I initially tried using the predict function to do this, but couldn't get that to work, so resorted to implementing this "workaround" using some new vectors v and vv to store the data for the line in the region I am trying to plot.

Ultimatly, I am trying to do this:

  • Fit a 4th order polynomial to the data
  • Plot the 4th order polynomial over the range of data in one color
  • Plot the 4th order polynomial over the range from the last value to the last value + 10 (prediction) in a different color

At the moment I am fairly sure using v and vv to do this is not "the best way", however I would have thought it should work. What is happening is that I get very large values.

Here is a screenshot from Desmos. I copied and pasted the same coefficients as shown by typing poly4model$coefficients into the console. However, something must have gone wrong because this function is nothing like the data.

I think I've provided enough info to be able to run this short script. However I will add the pdf as well.

desmos

pdf


Solution

  • It is easiest to use the predict function to create your line.
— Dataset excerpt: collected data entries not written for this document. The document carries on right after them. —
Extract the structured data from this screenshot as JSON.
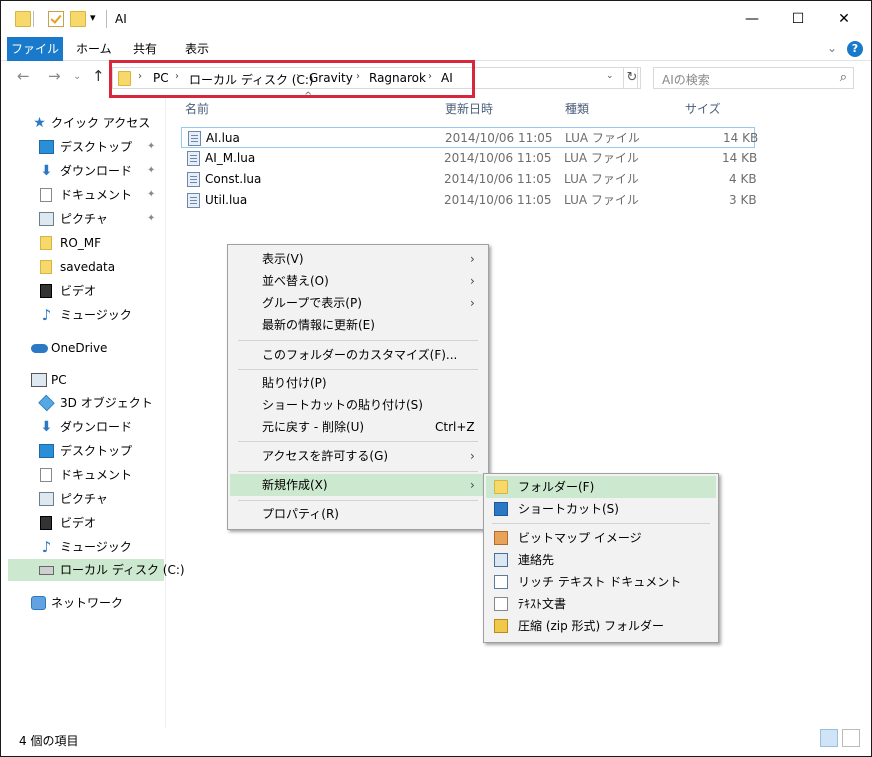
{
  "window": {
    "title": "AI",
    "minimize": "—",
    "maximize": "☐",
    "close": "✕"
  },
  "ribbon": {
    "tabs": [
      "ファイル",
      "ホーム",
      "共有",
      "表示"
    ],
    "collapse": "⌄",
    "help": "?"
  },
  "nav_buttons": {
    "back": "←",
    "forward": "→",
    "dropdown": "⌄",
    "up": "↑"
  },
  "address": {
    "crumbs": [
      "PC",
      "ローカル ディスク (C:)",
      "Gravity",
      "Ragnarok",
      "AI"
    ],
    "separator": "›",
    "dropdown": "⌄",
    "refresh": "↻"
  },
  "search": {
    "placeholder": "AIの検索",
    "icon": "⌕"
  },
  "sidebar": {
    "items": [
      {
        "label": "クイック アクセス",
        "icon": "star-icon"
      },
      {
        "label": "デスクトップ",
        "icon": "desktop-icon",
        "pinned": true
      },
      {
        "label": "ダウンロード",
        "icon": "download-icon",
        "pinned": true
      },
      {
        "label": "ドキュメント",
        "icon": "document-icon",
        "pinned": true
      },
      {
        "label": "ピクチャ",
        "icon": "pictures-icon",
        "pinned": true
      },
      {
        "label": "RO_MF",
        "icon": "folder-icon"
      },
      {
        "label": "savedata",
        "icon": "folder-icon"
      },
      {
        "label": "ビデオ",
        "icon": "video-icon"
      },
      {
        "label": "ミュージック",
        "icon": "music-icon"
      },
      {
        "label": "OneDrive",
        "icon": "cloud-icon"
      },
      {
        "label": "PC",
        "icon": "pc-icon"
      },
      {
        "label": "3D オブジェクト",
        "icon": "3d-objects-icon"
      },
      {
        "label": "ダウンロード",
        "icon": "download-icon"
      },
      {
        "label": "デスクトップ",
        "icon": "desktop-icon"
      },
      {
        "label": "ドキュメント",
        "icon": "document-icon"
      },
      {
        "label": "ピクチャ",
        "icon": "pictures-icon"
      },
      {
        "label": "ビデオ",
        "icon": "video-icon"
      },
      {
        "label": "ミュージック",
        "icon": "music-icon"
      },
      {
        "label": "ローカル ディスク (C:)",
        "icon": "drive-icon",
        "selected": true
      },
      {
        "label": "ネットワーク",
        "icon": "network-icon"
      }
    ],
    "pin_glyph": "📌"
  },
  "file_list": {
    "columns": [
      "名前",
      "更新日時",
      "種類",
      "サイズ"
    ],
    "sort_caret": "^",
    "rows": [
      {
        "name": "AI.lua",
        "modified": "2014/10/06 11:05",
        "type": "LUA ファイル",
        "size": "14 KB"
      },
      {
        "name": "AI_M.lua",
        "modified": "2014/10/06 11:05",
        "type": "LUA ファイル",
        "size": "14 KB"
      },
      {
        "name": "Const.lua",
        "modified": "2014/10/06 11:05",
        "type": "LUA ファイル",
        "size": "4 KB"
      },
      {
        "name": "Util.lua",
        "modified": "2014/10/06 11:05",
        "type": "LUA ファイル",
        "size": "3 KB"
      }
    ]
  },
  "context_menu": {
    "items": [
      {
        "label": "表示(V)",
        "submenu": true
      },
      {
        "label": "並べ替え(O)",
        "submenu": true
      },
      {
        "label": "グループで表示(P)",
        "submenu": true
      },
      {
        "label": "最新の情報に更新(E)"
      },
      {
        "label": "このフォルダーのカスタマイズ(F)..."
      },
      {
        "label": "貼り付け(P)"
      },
      {
        "label": "ショートカットの貼り付け(S)"
      },
      {
        "label": "元に戻す - 削除(U)",
        "shortcut": "Ctrl+Z"
      },
      {
        "label": "アクセスを許可する(G)",
        "submenu": true
      },
      {
        "label": "新規作成(X)",
        "submenu": true,
        "highlighted": true
      },
      {
        "label": "プロパティ(R)"
      }
    ],
    "arrow": "›"
  },
  "new_submenu": {
    "items": [
      {
        "label": "フォルダー(F)",
        "icon": "folder-icon",
        "highlighted": true
      },
      {
        "label": "ショートカット(S)",
        "icon": "shortcut-icon"
      },
      {
        "label": "ビットマップ イメージ",
        "icon": "bitmap-icon"
      },
      {
        "label": "連絡先",
        "icon": "contact-icon"
      },
      {
        "label": "リッチ テキスト ドキュメント",
        "icon": "rich-text-icon"
      },
      {
        "label": "ﾃｷｽﾄ文書",
        "icon": "text-document-icon"
      },
      {
        "label": "圧縮 (zip 形式) フォルダー",
        "icon": "zip-folder-icon"
      }
    ]
  },
  "status": {
    "item_count": "4 個の項目"
  },
  "colors": {
    "accent": "#1979ca",
    "highlight": "#cce8cf",
    "address_outline": "#d8263d"
  }
}
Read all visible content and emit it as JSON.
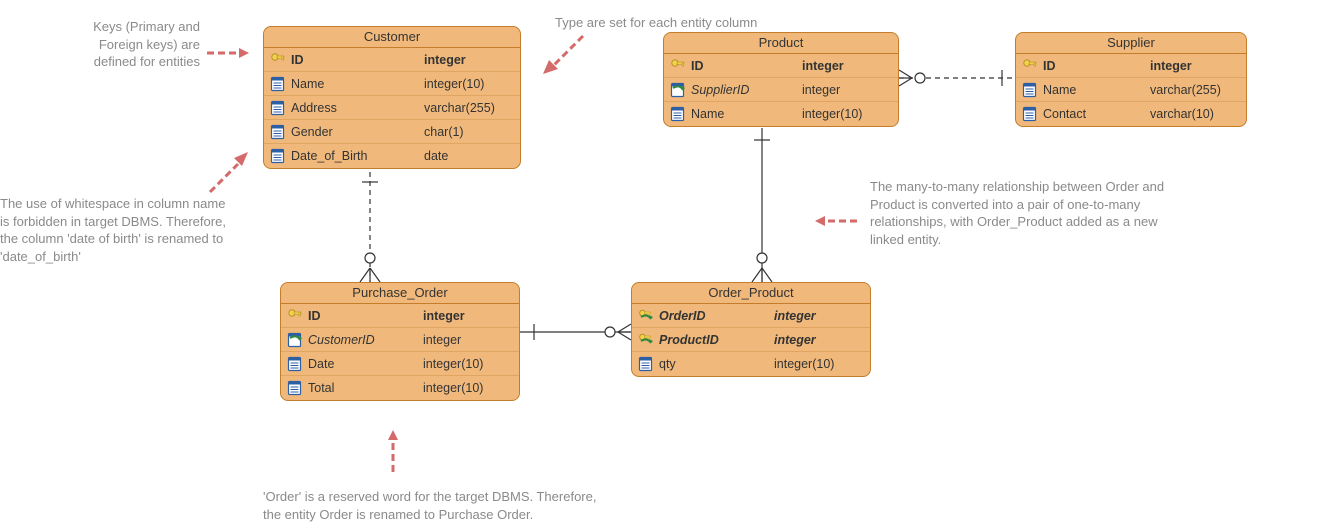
{
  "entities": {
    "customer": {
      "title": "Customer",
      "rows": [
        {
          "icon": "pk",
          "name": "ID",
          "type": "integer"
        },
        {
          "icon": "col",
          "name": "Name",
          "type": "integer(10)"
        },
        {
          "icon": "col",
          "name": "Address",
          "type": "varchar(255)"
        },
        {
          "icon": "col",
          "name": "Gender",
          "type": "char(1)"
        },
        {
          "icon": "col",
          "name": "Date_of_Birth",
          "type": "date"
        }
      ]
    },
    "product": {
      "title": "Product",
      "rows": [
        {
          "icon": "pk",
          "name": "ID",
          "type": "integer"
        },
        {
          "icon": "fk",
          "name": "SupplierID",
          "type": "integer"
        },
        {
          "icon": "col",
          "name": "Name",
          "type": "integer(10)"
        }
      ]
    },
    "supplier": {
      "title": "Supplier",
      "rows": [
        {
          "icon": "pk",
          "name": "ID",
          "type": "integer"
        },
        {
          "icon": "col",
          "name": "Name",
          "type": "varchar(255)"
        },
        {
          "icon": "col",
          "name": "Contact",
          "type": "varchar(10)"
        }
      ]
    },
    "purchase_order": {
      "title": "Purchase_Order",
      "rows": [
        {
          "icon": "pk",
          "name": "ID",
          "type": "integer"
        },
        {
          "icon": "fk",
          "name": "CustomerID",
          "type": "integer"
        },
        {
          "icon": "col",
          "name": "Date",
          "type": "integer(10)"
        },
        {
          "icon": "col",
          "name": "Total",
          "type": "integer(10)"
        }
      ]
    },
    "order_product": {
      "title": "Order_Product",
      "rows": [
        {
          "icon": "pkfk",
          "name": "OrderID",
          "type": "integer"
        },
        {
          "icon": "pkfk",
          "name": "ProductID",
          "type": "integer"
        },
        {
          "icon": "col",
          "name": "qty",
          "type": "integer(10)"
        }
      ]
    }
  },
  "annotations": {
    "keys": "Keys (Primary and\nForeign keys) are\ndefined for entities",
    "types": "Type are set for each entity column",
    "ws": "The use of whitespace in column name\nis forbidden in target DBMS. Therefore,\nthe column 'date of birth' is renamed to\n'date_of_birth'",
    "m2m": "The many-to-many relationship between Order and\nProduct is converted into a pair of one-to-many\nrelationships, with Order_Product added as a new\nlinked entity.",
    "order": "'Order' is a reserved word for the target DBMS. Therefore,\nthe entity Order is renamed to Purchase Order."
  }
}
To do that, you pass the model and a data frame with the desired independent variables to the predict function.

    x <- df_input$time
    y <- df_input$value
    df <- data.frame(x, y)
    
    poly4model <- lm(y~poly(x, degree=4), data=df)
    
    v <- seq(30, 40)
    #Notice the column in the dataframe is the same variable name 
    #     as the variable in the model!
    predict(poly4model, data.frame(x=v))
    
    plot(df)
    lines(v, predict(poly4model, data.frame(x=seq(30, 40))), col="red", pch=20, lw=3)
    

    enter image description here

    NOTE
    The function poly "Returns or evaluates orthogonal polynomials of degree 1 to degree over the specified set of points x: these are all orthogonal to the constant polynomial of degree 0." To return the "normal" polynomial coefficients one needs to use the "raw=TRUE" option in the function.

    poly4model <- lm(y~poly(x, degree=4, raw=TRUE), data=df)
    

    Now your equation above will work.